Mme Connolly, qui est chef de division au Département de pédiatrie de l’University of British Columbia et directrice du programme de chirurgie de l’épilepsie à l’hôpital pour enfants de la Colombie-Britannique, a parlé à M. Farrer de la nécessité d’aider les familles ayant un enfant atteint de troubles convulsifs. « Certains des cas dont elle m’a parlé étaient tragiques. Je me suis dit que je pourrais peut-être aider. »
L’épilepsie est l’une des maladies infantiles les plus invalidantes, et c’est la principale raison pour laquelle les enfants sont traités par des neuropédiatres. Chaque année, plus de 23 000 Canadiens reçoivent un diagnostic d’épilepsie; de 75 à 85 p. 100 d’entre eux sont des enfants.
Les convulsions récurrentes caractérisent l’épilepsie. L’intervention médicale habituelle consiste à prescrire un anticonvulsivant. « Malheureusement, explique M. Farrer, ce médicament ne fonctionne tout simplement pas chez environ 35 p. 100 des enfants épileptiques. »
« Le pire, ajoute-t-il, c’est que la recherche a établi que les malades chez qui deux anticonvulsivants ou plus ne fonctionnent pas n’ont pratiquement aucune chance de voir leurs crises disparaître avec un autre médicament, quel qu’il soit. Dans certains cas, même, la situation s’aggrave si le malade est traité avec certains médicaments courants contre l’épilepsie. »

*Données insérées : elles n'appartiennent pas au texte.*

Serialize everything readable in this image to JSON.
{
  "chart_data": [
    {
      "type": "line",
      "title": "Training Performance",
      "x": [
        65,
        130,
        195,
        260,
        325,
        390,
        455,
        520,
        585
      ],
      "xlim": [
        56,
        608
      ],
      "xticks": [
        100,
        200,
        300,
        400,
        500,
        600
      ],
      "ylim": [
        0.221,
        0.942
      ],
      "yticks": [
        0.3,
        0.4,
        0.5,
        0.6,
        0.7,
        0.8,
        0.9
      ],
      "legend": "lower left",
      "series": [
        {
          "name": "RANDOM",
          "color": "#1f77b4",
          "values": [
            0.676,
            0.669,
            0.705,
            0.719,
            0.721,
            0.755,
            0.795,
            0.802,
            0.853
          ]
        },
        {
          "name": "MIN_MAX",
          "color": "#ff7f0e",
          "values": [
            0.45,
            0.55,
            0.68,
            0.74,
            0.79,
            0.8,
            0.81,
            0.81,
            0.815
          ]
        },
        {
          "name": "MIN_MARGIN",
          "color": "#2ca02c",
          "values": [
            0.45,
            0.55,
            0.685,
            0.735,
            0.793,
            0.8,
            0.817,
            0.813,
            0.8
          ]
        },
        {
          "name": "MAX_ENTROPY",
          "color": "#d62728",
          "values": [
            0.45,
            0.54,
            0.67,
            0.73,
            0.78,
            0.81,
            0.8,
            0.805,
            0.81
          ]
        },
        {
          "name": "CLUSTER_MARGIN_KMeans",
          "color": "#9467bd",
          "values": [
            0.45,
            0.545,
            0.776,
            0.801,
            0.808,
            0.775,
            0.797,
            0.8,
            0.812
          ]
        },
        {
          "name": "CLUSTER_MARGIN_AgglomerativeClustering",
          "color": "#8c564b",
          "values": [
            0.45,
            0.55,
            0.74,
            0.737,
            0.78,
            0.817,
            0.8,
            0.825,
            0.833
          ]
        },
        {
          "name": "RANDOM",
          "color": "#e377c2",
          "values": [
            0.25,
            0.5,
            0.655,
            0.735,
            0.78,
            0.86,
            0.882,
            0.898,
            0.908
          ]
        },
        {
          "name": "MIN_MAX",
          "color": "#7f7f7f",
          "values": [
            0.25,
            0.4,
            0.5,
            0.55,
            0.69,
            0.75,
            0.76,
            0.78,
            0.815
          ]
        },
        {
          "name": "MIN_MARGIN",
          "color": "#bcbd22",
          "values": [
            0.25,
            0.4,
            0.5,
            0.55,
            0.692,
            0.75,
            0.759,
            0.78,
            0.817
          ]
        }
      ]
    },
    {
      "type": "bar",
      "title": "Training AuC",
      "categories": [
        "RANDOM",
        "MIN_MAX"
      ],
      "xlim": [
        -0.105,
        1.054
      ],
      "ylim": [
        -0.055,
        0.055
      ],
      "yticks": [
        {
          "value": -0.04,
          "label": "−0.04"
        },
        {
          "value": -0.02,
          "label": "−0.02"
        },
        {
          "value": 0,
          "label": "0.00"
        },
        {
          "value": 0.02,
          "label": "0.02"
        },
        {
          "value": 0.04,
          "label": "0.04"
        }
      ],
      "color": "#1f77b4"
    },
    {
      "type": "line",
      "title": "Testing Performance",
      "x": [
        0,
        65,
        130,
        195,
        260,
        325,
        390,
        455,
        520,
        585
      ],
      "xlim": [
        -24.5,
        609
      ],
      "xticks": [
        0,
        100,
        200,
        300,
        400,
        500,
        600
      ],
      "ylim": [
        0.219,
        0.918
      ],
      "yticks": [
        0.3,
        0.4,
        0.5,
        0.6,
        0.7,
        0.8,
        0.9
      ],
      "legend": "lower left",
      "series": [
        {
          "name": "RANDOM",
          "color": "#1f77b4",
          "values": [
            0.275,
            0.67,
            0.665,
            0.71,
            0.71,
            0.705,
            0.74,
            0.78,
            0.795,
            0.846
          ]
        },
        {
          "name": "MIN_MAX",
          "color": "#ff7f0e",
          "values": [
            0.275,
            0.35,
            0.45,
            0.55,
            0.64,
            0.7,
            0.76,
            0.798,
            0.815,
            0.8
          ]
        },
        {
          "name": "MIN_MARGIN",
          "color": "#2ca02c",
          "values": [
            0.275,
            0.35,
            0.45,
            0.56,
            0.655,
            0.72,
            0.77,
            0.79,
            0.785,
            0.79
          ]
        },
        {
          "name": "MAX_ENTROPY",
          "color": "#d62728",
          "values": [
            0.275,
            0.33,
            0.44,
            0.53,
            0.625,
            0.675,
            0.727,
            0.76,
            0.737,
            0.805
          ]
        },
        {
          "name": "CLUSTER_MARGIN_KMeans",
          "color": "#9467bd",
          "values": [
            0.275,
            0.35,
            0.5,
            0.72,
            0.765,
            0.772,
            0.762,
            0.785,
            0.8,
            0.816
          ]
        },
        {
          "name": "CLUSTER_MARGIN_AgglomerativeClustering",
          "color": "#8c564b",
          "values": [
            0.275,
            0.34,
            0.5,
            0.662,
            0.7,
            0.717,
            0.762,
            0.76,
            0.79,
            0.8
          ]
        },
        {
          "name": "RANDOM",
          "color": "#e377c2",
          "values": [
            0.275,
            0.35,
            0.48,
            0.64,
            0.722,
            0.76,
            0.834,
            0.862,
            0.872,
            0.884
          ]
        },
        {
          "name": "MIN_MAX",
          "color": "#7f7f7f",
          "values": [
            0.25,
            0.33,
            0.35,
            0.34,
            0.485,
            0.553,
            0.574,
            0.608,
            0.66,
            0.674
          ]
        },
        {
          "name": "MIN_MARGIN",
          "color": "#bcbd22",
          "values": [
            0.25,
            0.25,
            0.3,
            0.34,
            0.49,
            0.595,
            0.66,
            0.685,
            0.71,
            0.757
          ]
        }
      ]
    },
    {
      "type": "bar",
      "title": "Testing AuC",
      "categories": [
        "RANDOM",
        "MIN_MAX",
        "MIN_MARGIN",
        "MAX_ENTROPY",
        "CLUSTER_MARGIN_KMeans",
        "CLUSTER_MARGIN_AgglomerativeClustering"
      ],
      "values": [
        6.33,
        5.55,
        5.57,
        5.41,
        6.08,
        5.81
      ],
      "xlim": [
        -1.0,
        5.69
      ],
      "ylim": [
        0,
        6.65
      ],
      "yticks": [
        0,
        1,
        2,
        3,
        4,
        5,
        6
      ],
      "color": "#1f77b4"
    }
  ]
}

On ne peut vraiment pas sous-estimer l’énorme fardeau que l’épilepsie impose au malade, à sa famille, à la société et, bien évidemment, au système de santé.
Les effets de la pharmacorésistance sont les plus marqués chez les enfants de moins de trois ans. Plus grave encore, le taux de mortalité chez les enfants atteints d’épilepsie réfractaire est cinq fois plus élevé que celui observé chez les enfants en santé. De plus, les enfants et les jeunes atteints d’épilepsie présentent souvent des taux beaucoup plus élevés de difficultés affectives, comportementales, sociales et scolaires que ceux qui sont atteints d’autres affections chroniques.
« Les recherches [Tellez-Zenteno, 2007; Berg, 2012] ont montré qu’ils sont susceptibles de développer également une déficience intellectuelle, un trouble du spectre de l’autisme, un trouble déficitaire de l’attention avec hyperactivité, ainsi que de graves problèmes de comportement et troubles psychiatriques », indique M. Farrer.
« On ne peut vraiment pas sous-estimer l’énorme fardeau que l’épilepsie impose au malade, à sa famille, à la société et, bien évidemment, au système de santé », affirme-t-il.